A similar story is told by the core final demand PPI results – the numbers minus food, energy, and trade services supposedly because they’re volatile for reasons having little to do with the economy’s underlying vulnerability to inflation.

The September core monthly PPI result was 0.15 percent – the second highest figure in this calendar year (after January’s 0.35 percent).  

But on a February-September basis, core PPI advanced by 1.97 percent in 2024, but just 1.29 percent in 2025.

The post-Liberation Day reversal has been modest at best.  Between April and September, 2024, core PPI increased by 1.23 percent.  The comparable 2025 rate has been just 1.36 percent.

Developments in final demand PPI for goods alone seems to make tariffs a culprit.  In September, these prices rose by 0.95 percent sequentially – the worst such performance since the 1.67 percent pop in August, 2023. 

Moreover, from February through September, 2024, final demand PPI for goods actually fell by 0.63 percent.  During the same period, they increased by 1.19 percent.

And since Liberation Day, the results were even more discouraging from a “tariff man” perspective.  From April through September, 2024, final demand PPI for goods dipped by 0.60 percent.  But they climbed by 2.19 percent during the same 2025 time span.

But upon closer inspection, tariffs made much less of an impact.  That’s because final demand goods includes those volatile food and energy prices.  And the latter aren’t tariffed at all.
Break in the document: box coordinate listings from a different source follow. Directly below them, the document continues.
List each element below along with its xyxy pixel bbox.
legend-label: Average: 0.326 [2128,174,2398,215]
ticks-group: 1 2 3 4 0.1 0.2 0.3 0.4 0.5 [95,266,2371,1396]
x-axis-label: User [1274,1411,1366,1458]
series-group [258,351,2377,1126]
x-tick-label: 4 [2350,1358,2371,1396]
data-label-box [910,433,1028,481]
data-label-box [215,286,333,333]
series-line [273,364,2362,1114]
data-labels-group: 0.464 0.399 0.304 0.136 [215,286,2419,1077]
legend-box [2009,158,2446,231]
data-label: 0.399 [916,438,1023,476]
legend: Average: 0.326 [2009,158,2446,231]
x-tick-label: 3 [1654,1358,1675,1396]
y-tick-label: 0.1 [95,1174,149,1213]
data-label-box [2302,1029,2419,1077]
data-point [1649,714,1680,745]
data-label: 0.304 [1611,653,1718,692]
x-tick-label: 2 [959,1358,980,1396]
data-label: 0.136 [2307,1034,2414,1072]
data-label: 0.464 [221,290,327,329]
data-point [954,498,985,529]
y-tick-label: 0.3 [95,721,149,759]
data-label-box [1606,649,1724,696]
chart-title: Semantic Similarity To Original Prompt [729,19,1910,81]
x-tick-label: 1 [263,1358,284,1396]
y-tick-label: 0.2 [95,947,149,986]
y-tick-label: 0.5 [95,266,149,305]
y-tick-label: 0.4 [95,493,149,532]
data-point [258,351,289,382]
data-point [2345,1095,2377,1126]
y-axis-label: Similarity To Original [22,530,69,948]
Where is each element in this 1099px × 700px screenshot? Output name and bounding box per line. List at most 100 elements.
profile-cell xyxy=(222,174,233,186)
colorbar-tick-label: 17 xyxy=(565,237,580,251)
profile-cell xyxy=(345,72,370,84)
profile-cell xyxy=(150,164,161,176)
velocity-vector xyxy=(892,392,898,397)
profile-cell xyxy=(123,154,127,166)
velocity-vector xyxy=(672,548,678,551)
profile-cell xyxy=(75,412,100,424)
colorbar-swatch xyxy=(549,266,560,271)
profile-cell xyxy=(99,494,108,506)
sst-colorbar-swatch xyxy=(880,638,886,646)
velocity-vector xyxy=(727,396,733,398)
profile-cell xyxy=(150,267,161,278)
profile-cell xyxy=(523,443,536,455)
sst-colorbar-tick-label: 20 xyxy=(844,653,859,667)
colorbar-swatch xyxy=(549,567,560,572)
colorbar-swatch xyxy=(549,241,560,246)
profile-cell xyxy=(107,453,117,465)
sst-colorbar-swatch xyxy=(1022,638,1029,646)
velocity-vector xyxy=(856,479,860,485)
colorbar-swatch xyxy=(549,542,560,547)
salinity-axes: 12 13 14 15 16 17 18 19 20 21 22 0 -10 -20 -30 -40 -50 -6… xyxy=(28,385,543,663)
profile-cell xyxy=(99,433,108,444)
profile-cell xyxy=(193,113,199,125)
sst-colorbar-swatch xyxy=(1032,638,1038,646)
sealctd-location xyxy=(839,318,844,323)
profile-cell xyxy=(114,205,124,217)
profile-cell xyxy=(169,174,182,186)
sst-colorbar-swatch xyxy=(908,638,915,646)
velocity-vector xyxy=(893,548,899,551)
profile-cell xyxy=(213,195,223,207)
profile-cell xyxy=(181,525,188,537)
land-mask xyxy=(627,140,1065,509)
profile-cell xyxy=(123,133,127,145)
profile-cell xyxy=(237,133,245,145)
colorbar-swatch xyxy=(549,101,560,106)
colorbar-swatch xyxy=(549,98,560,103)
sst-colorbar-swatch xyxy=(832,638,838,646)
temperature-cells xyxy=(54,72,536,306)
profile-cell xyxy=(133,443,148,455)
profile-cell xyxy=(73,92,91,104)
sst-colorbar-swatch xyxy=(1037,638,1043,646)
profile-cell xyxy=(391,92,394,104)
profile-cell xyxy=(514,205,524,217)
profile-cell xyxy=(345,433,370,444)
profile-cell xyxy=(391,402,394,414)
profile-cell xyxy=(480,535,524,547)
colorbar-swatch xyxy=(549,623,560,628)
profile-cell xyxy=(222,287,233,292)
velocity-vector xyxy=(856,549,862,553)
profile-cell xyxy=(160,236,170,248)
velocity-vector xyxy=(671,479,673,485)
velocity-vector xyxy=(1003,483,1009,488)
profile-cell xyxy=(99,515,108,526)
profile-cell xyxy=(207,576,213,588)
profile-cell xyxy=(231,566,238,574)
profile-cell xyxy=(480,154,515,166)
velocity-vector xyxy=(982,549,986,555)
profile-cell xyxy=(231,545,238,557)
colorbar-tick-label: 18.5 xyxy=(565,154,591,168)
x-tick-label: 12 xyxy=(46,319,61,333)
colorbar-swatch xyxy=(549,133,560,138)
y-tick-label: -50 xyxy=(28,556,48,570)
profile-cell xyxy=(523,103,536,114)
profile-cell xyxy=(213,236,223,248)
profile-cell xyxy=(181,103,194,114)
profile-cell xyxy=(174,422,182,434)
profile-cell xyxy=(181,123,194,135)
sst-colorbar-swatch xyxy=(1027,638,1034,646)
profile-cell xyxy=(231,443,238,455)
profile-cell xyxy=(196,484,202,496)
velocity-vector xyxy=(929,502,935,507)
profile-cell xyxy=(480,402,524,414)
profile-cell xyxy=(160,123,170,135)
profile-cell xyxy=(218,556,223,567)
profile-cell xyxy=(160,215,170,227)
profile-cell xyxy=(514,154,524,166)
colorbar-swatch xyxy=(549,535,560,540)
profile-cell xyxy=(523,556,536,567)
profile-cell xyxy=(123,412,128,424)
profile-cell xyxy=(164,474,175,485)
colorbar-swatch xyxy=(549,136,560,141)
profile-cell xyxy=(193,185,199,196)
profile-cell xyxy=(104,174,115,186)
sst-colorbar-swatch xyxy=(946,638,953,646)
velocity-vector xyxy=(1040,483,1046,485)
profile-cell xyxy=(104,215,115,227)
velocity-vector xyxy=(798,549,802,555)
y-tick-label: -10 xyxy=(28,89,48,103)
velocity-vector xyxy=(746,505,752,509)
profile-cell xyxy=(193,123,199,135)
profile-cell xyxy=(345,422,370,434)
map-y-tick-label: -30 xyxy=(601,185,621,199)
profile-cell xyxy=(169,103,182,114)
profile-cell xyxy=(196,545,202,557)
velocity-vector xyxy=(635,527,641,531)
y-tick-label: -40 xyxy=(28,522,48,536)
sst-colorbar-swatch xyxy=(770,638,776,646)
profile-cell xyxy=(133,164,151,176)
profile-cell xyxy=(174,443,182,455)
In other words, this is the PPI category where you’d expect any tariff effect to show up most prominently.

But final demand PPI minus these categories inched up just 0.17 percent on month in September – their second slowest pace since January’s 0.08 percent.  

Moreover, between pre-tariff-y February and September, 2024, core final demand goods PPI increased considerably faster (by 2.59 percent) than in the comparable 2025 stretch (1.91 percent).

The post-Liberation Day figures show another minor reversal.  The April-September 2025 pace of 1.39 percent wasn’t much hotter than 2024’s 1.04 percent.

As usual, since Mr. Trump’s tariff policy isn’t set in stone (to put it kindly!), his trade policies could push producer prices up faster in the months ahead.  Also as usual, even several months worth of data don’t make a meaningful trend.  But to date, the PPI numbers let tariffs off the hook both for wholesale inflation and for the retail inflation it can affect (but doesn’t always, especially if consumer demand remains strong enough, and productivity growth too weak to offset cost pressures).  So anyone trying to puzzle out why American prices keep rising faster than the Federal Reserve’s two percent annual target rate will keep needing to look someplace else.